Les deux actes sont intégralement dactylographiés, la seule mention manuscrite qui y est apposée est la signature de M. [O] sous la mention « les emprunteurs ».
Il ne suffit pas que la somme ait été mentionnée en lettres et en chiffres pour considérer que ces documents constituent des reconnaissances de dette et il n’existe aucun élément de l’acte du 21 mai 2013 qui permette de s’assurer que le signataire est le scripteur de l’engagement.
Si M. [D] soutient que cette première reconnaissance de dette a été signée par-devant un commissaire de justice, il est toutefois observé que M. [D] ne prétend pas que M. [O] aurait rédigé lui-même ce texte et la simple apposition du cachet de l’étude de Maître [C] [H], huissier de justice, sur le document à côté de l’intitulé « reconnaissance de dettes » sans sa signature ni aucune mention de l’officier ministériel sur les circonstances de rédaction de l’acte, ne permet pas de démontrer que la somme en toutes lettres et en chiffres a été écrite par M. [O].
Le document du 27 février 2023 n’a pas non plus valeur de preuve d’une reconnaissance de dette au sens de l’article 1376 du code civil, dans la mesure où de la même manière que concernant le document du 21 mai 2013, il n’est pas allégué ni établi que les sommes en chiffres et en lettres auraient été écrites, même de façon dactylographiée, par M. [O].
Il en résulte que ce document ne peut constituer qu’un commencement de preuve par écrit qu’il appartient au requérant de compléter par des éléments extrinsèques démontrant la volonté de M. [O] de s’engager à lui rembourser la somme de 10 000 euros.
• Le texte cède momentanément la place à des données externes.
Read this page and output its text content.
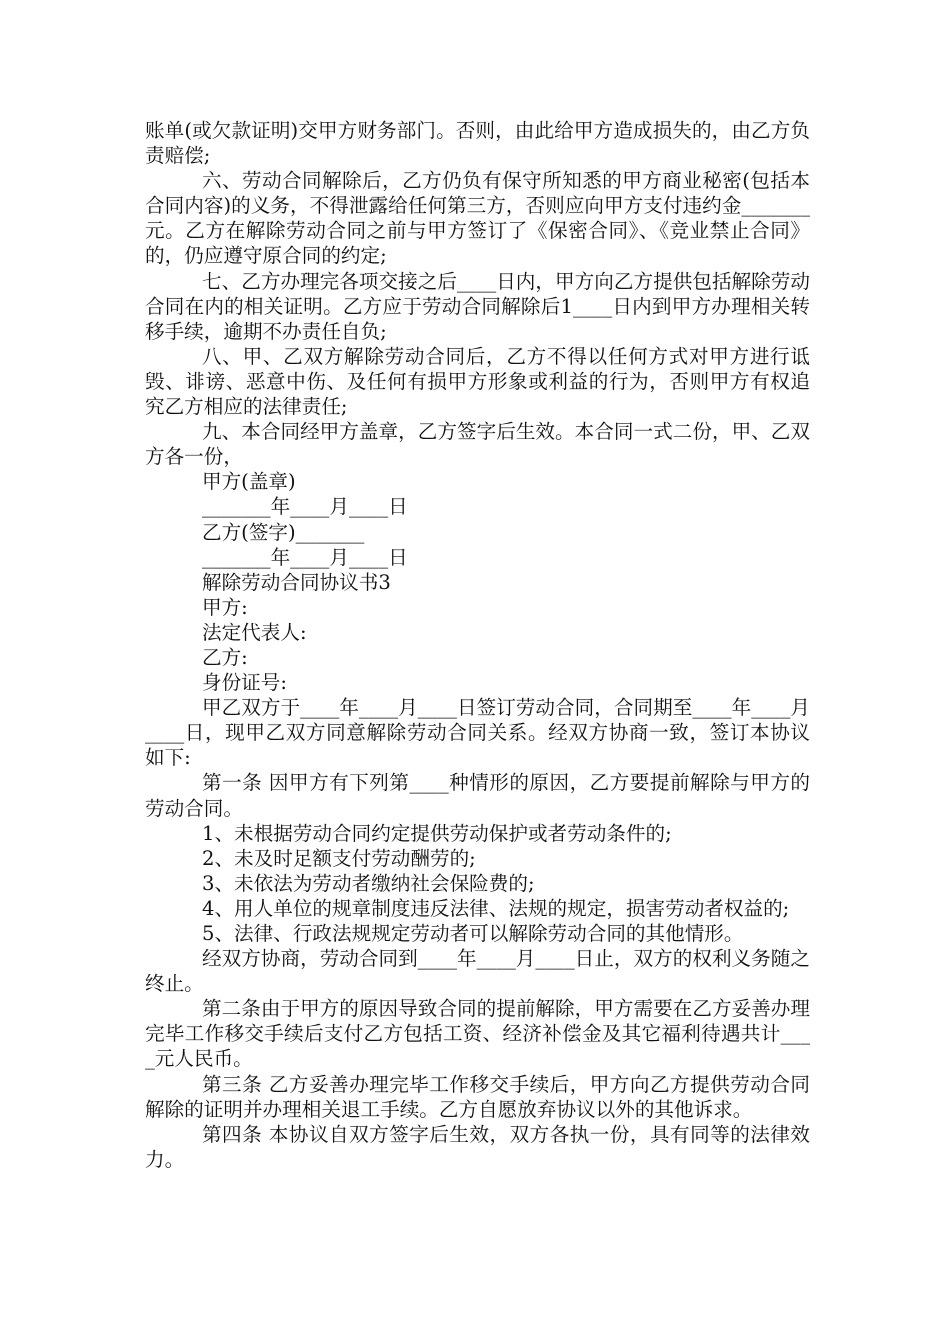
账单(或欠款证明)交甲方财务部门。否则，由此给甲方造成损失的，由乙方负责赔偿;

六、劳动合同解除后，乙方仍负有保守所知悉的甲方商业秘密(包括本合同内容)的义务，不得泄露给任何第三方，否则应向甲方支付违约金_______元。乙方在解除劳动合同之前与甲方签订了《保密合同》、《竞业禁止合同》的，仍应遵守原合同的约定;

七、乙方办理完各项交接之后____日内，甲方向乙方提供包括解除劳动合同在内的相关证明。乙方应于劳动合同解除后1____日内到甲方办理相关转移手续，逾期不办责任自负;

八、甲、乙双方解除劳动合同后，乙方不得以任何方式对甲方进行诋毁、诽谤、恶意中伤、及任何有损甲方形象或利益的行为，否则甲方有权追究乙方相应的法律责任;

九、本合同经甲方盖章，乙方签字后生效。本合同一式二份，甲、乙双方各一份，

甲方(盖章)

_______年____月____日

乙方(签字)_______

_______年____月____日

解除劳动合同协议书3

甲方:

法定代表人:

乙方:

身份证号:

甲乙双方于____年____月____日签订劳动合同，合同期至____年____月____日，现甲乙双方同意解除劳动合同关系。经双方协商一致，签订本协议如下:

第一条 因甲方有下列第____种情形的原因，乙方要提前解除与甲方的劳动合同。

1、未根据劳动合同约定提供劳动保护或者劳动条件的;

2、未及时足额支付劳动酬劳的;

3、未依法为劳动者缴纳社会保险费的;

4、用人单位的规章制度违反法律、法规的规定，损害劳动者权益的;

5、法律、行政法规规定劳动者可以解除劳动合同的其他情形。

经双方协商，劳动合同到____年____月____日止，双方的权利义务随之终止。

第二条由于甲方的原因导致合同的提前解除，甲方需要在乙方妥善办理完毕工作移交手续后支付乙方包括工资、经济补偿金及其它福利待遇共计____元人民币。

第三条 乙方妥善办理完毕工作移交手续后，甲方向乙方提供劳动合同解除的证明并办理相关退工手续。乙方自愿放弃协议以外的其他诉求。

第四条 本协议自双方签字后生效，双方各执一份，具有同等的法律效力。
En effet, les actes produits par M. [D] constituent des commencements de preuve par écrit, en ce qu’ils reprennent l’identité et l’adresse des parties, la somme réclamée par le requérant et une signature manuscrite sous le nom de M. [O], emprunteur, rendant vraisemblable les allégations du demandeur.
Toutefois, il ne verse pas aux débats ses relevés bancaires démontrant que les fonds ont été remis à M. [O] et, en toute hypothèse, qu’il s’est engagé à en rembourser les sommes.
La seule sommation de payer n’est pas de nature à établir tant la remise des fonds par M. [D] que la volonté de M. [O] de s’engager à lui rembourser la somme de 10 000 euros.
En conséquence, il y a lieu de débouter M. [D] de sa demande en paiement.
Sur les demandes accessoires
Conformément à l’article 696 du code de procédure civile, M. [D], partie perdante, sera condamné aux dépens et sera, en conséquence, débouté de sa demande en paiement fondée sur l’article 700 du code de procédure civile.
Par ailleurs, il sera rappelé que l’exécution provisoire de la présente décision est de droit.
PAR CES MOTIFS
Le Tribunal, statuant publiquement par jugement réputé contradictoire, mis à disposition au greffe, rendu en premier ressort,
DEBOUTE M [T] [D] de toutes ses demandes ;
CONDAMNE M [T] [D] aux dépens,
RAPPELLE que l’exécution provisoire de la présente décision est de droit.